L’entreprise de transport Uber a annoncé hier le renvoi d’Antony Levandowski, la personne qu’elle avait embauché pour diriger sa division véhicules autonomes, en rachetant sa start-up Otto pour 700 millions de dollars l’an dernier.

Uber est accusée par WayMo, filiale véhicules autonomes d’Alphabet, de vol de propriété intellectuelle.

Même s’il n’est pas défendeur dans le procès de Waymo contre Uber, Waymo ayant une autre action en justice contre lui, Levandovski est au cœur de cette accusation. Ancien employé de Google, où il a travaillé sur les véhicules autonomes, il serait parti en volant plus de 14 000 fichiers.

Quand un juge a ordonné à Levandowski de fournir des preuves et de témoigner, ce dernier a refusé en invoquant le cinquième amendement de la constitution américaine, qui lui permet de refuser de s’auto-incriminer.

Après des mois de pression de Uber pour qu’il coopère, Levandowski a manqué une date butoir interne pour fournir les documents : Uber lui a envoyé une lettre de licenciement le 26 mai.

Quand Uber avait racheté Otto, elle avait également offert à Levandowski une prime de signature de 250 millions en stock-options.
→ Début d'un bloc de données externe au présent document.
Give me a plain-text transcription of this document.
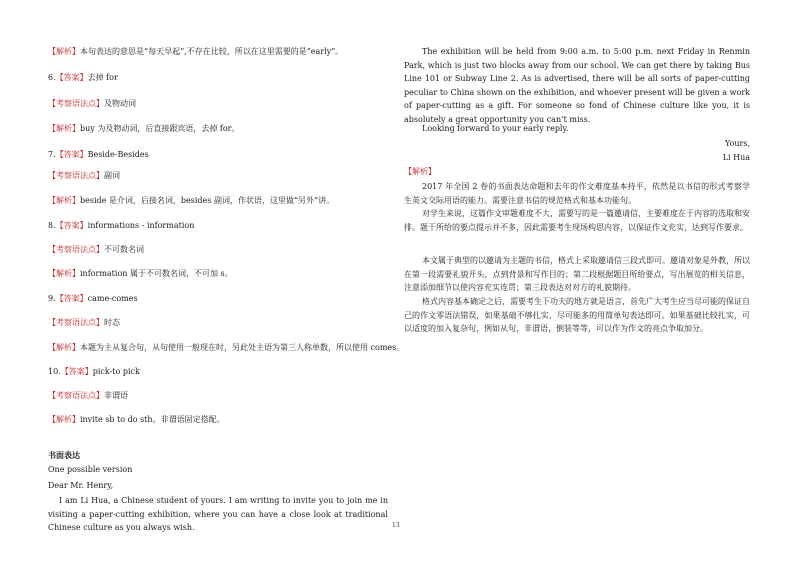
【解析】本句表达的意思是“每天早起”,不存在比较，所以在这里需要的是“early”。
6.【答案】去掉 for
【考察语法点】及物动词
【解析】buy 为及物动词，后直接跟宾语，去掉 for。
7.【答案】Beside-Besides
【考察语法点】副词
【解析】beside 是介词，后接名词，besides 副词，作状语，这里做“另外”讲。
8.【答案】informations - information
【考察语法点】不可数名词
【解析】information 属于不可数名词，不可加 s。
9.【答案】came-comes
【考察语法点】时态
【解析】本题为主从复合句，从句使用一般现在时，另此处主语为第三人称单数，所以使用 comes。
10.【答案】pick-to pick
【考察语法点】非谓语
【解析】invite sb to do sth。非谓语固定搭配。
书面表达
One possible version
Dear Mr. Henry,
I am Li Hua, a Chinese student of yours. I am writing to invite you to join me in visiting a paper-cutting exhibition, where you can have a close look at traditional Chinese culture as you always wish.
The exhibition will be held from 9:00 a.m. to 5:00 p.m. next Friday in Renmin Park, which is just two blocks away from our school. We can get there by taking Bus Line 101 or Subway Line 2. As is advertised, there will be all sorts of paper-cutting peculiar to China shown on the exhibition, and whoever present will be given a work of paper-cutting as a gift. For someone so fond of Chinese culture like you, it is absolutely a great opportunity you can’t miss.
Looking forward to your early reply.
Yours,
Li Hua
【解析】
2017 年全国 2 卷的书面表达命题和去年的作文难度基本持平，依然是以书信的形式考察学生英文交际用语的能力。需要注意书信的规范格式和基本功能句。
对学生来说，这篇作文审题难度不大，需要写的是一篇邀请信，主要难度在于内容的选取和安排。题干所给的要点提示并不多，因此需要考生现场构思内容，以保证作文充实，达到写作要求。
本文属于典型的以邀请为主题的书信，格式上采取邀请信三段式即可。邀请对象是外教，所以在第一段需要礼貌开头，点到背景和写作目的；第二段根据题目所给要点，写出展览的相关信息，注意添加细节以使内容充实连贯；第三段表达对对方的礼貌期待。
格式内容基本确定之后，需要考生下功夫的地方就是语言，首先广大考生应当尽可能的保证自己的作文零语法错误，如果基础不够扎实，尽可能多的用简单句表达即可。如果基础比较扎实，可以适度的加入复杂句，例如从句，非谓语，倒装等等，可以作为作文的亮点争取加分。
13
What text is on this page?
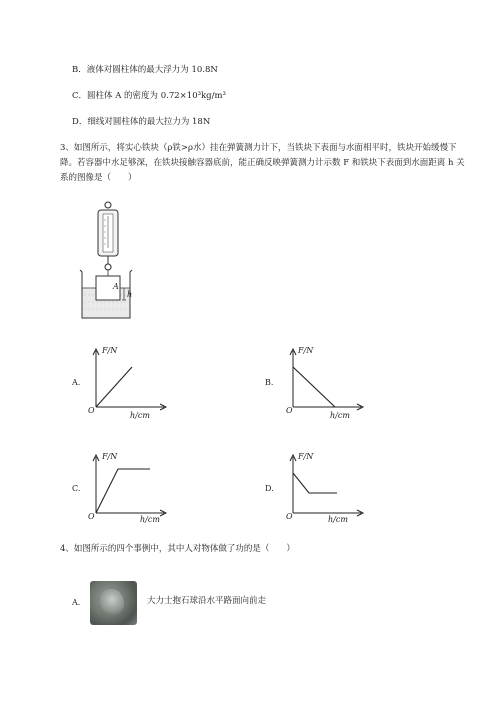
B．液体对圆柱体的最大浮力为 10.8N
C．圆柱体 A 的密度为 0.72×10³kg/m³
D．细线对圆柱体的最大拉力为 18N
3、如图所示，将实心铁块（ρ铁>ρ水）挂在弹簧测力计下，当铁块下表面与水面相平时，铁块开始缓慢下降。若容器中水足够深，在铁块接触容器底前，能正确反映弹簧测力计示数 F 和铁块下表面到水面距离 h 关系的图像是（　　）
A
h
A.
F/N
O
h/cm
B.
F/N
O
h/cm
C.
F/N
O	h/cm
D.
F/N
O	h/cm
4、如图所示的四个事例中，其中人对物体做了功的是（　　）
A.	大力士抱石球沿水平路面向前走
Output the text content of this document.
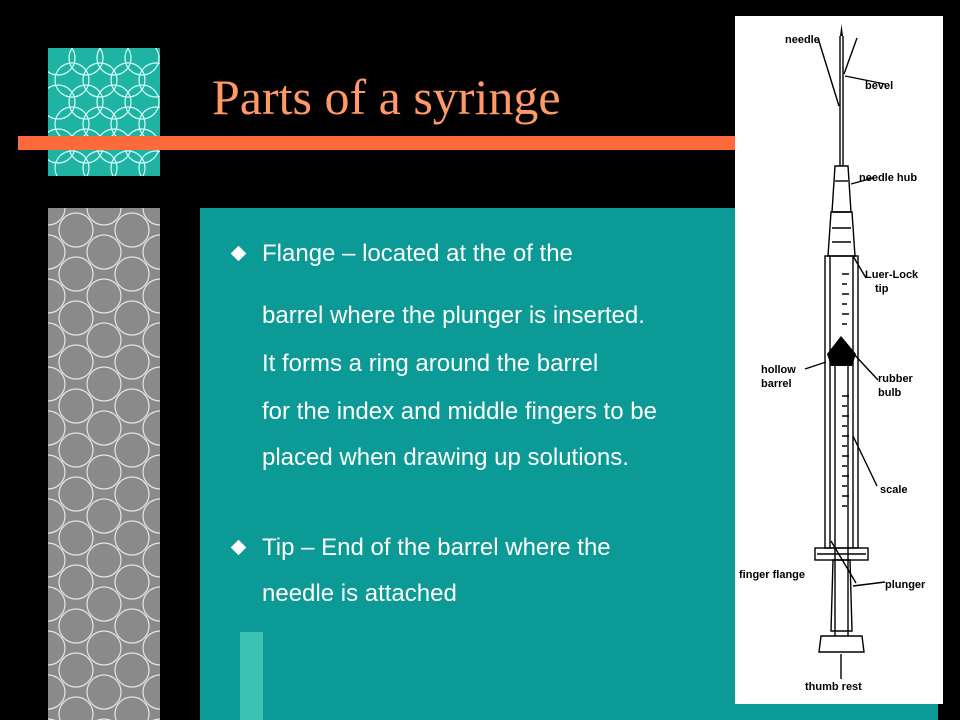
Parts of a syringe
Flange – located at the of the
barrel where the plunger is inserted.
It forms a ring around the barrel
for the index and middle fingers to be
placed when drawing up solutions.
Tip – End of the barrel where the
needle is attached
needle
bevel
needle hub
Luer-Lock
tip
hollow
barrel	rubber
bulb
scale
finger flange
plunger
thumb rest
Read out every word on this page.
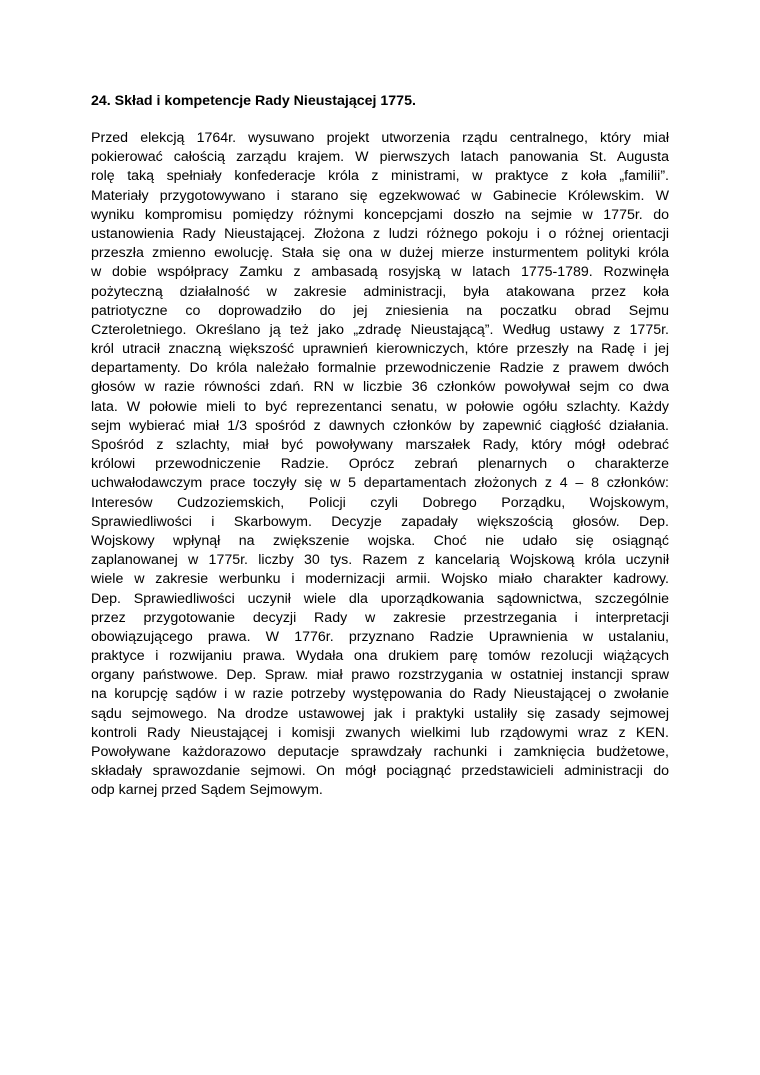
24. Skład i kompetencje Rady Nieustającej 1775.
Przed elekcją 1764r. wysuwano projekt utworzenia rządu centralnego, który miał
pokierować całością zarządu krajem. W pierwszych latach panowania St. Augusta
rolę taką spełniały konfederacje króla z ministrami, w praktyce z koła „familii”.
Materiały przygotowywano i starano się egzekwować w Gabinecie Królewskim. W
wyniku kompromisu pomiędzy różnymi koncepcjami doszło na sejmie w 1775r. do
ustanowienia Rady Nieustającej. Złożona z ludzi różnego pokoju i o różnej orientacji
przeszła zmienno ewolucję. Stała się ona w dużej mierze insturmentem polityki króla
w dobie współpracy Zamku z ambasadą rosyjską w latach 1775-1789. Rozwinęła
pożyteczną działalność w zakresie administracji, była atakowana przez koła
patriotyczne co doprowadziło do jej zniesienia na poczatku obrad Sejmu
Czteroletniego. Określano ją też jako „zdradę Nieustającą”. Według ustawy z 1775r.
król utracił znaczną większość uprawnień kierowniczych, które przeszły na Radę i jej
departamenty. Do króla należało formalnie przewodniczenie Radzie z prawem dwóch
głosów w razie równości zdań. RN w liczbie 36 członków powoływał sejm co dwa
lata. W połowie mieli to być reprezentanci senatu, w połowie ogółu szlachty. Każdy
sejm wybierać miał 1/3 spośród z dawnych członków by zapewnić ciągłość działania.
Spośród z szlachty, miał być powoływany marszałek Rady, który mógł odebrać
królowi przewodniczenie Radzie. Oprócz zebrań plenarnych o charakterze
uchwałodawczym prace toczyły się w 5 departamentach złożonych z 4 – 8 członków:
Interesów Cudzoziemskich, Policji czyli Dobrego Porządku, Wojskowym,
Sprawiedliwości i Skarbowym. Decyzje zapadały większością głosów. Dep.
Wojskowy wpłynął na zwiększenie wojska. Choć nie udało się osiągnąć
zaplanowanej w 1775r. liczby 30 tys. Razem z kancelarią Wojskową króla uczynił
wiele w zakresie werbunku i modernizacji armii. Wojsko miało charakter kadrowy.
Dep. Sprawiedliwości uczynił wiele dla uporządkowania sądownictwa, szczególnie
przez przygotowanie decyzji Rady w zakresie przestrzegania i interpretacji
obowiązującego prawa. W 1776r. przyznano Radzie Uprawnienia w ustalaniu,
praktyce i rozwijaniu prawa. Wydała ona drukiem parę tomów rezolucji wiążących
organy państwowe. Dep. Spraw. miał prawo rozstrzygania w ostatniej instancji spraw
na korupcję sądów i w razie potrzeby występowania do Rady Nieustającej o zwołanie
sądu sejmowego. Na drodze ustawowej jak i praktyki ustaliły się zasady sejmowej
kontroli Rady Nieustającej i komisji zwanych wielkimi lub rządowymi wraz z KEN.
Powoływane każdorazowo deputacje sprawdzały rachunki i zamknięcia budżetowe,
składały sprawozdanie sejmowi. On mógł pociągnąć przedstawicieli administracji do
odp karnej przed Sądem Sejmowym.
On ne sait pas si le renvoi affecte ces options.

Dans un courriel aux employés cité par le New York Times, Angela L. Padilla, directrice juridique adjointe de Uber, affirme que l’entreprise a fourni au cours des derniers mois des preuves tangibles que sa technologie de véhicules autonomes a été développée en toute indépendance ; et que durant la même période, Uber a demandé à Levandowski de coopérer avec la cour fédérale de district.

D’après les spécialistes juridiques, Uber n’avait d’autre choix que de le renvoyer. Désormais, Levandowski pourrait même témoigner contre Uber, ou signer un accord avec le procureur.

Alors que le procès relève du civil, le juge, William Alsup, a référé l’affaire à l’avocat des États-Unis, afin de décider s’il veut lancer une enquête criminelle sur le vol de secrets industriels.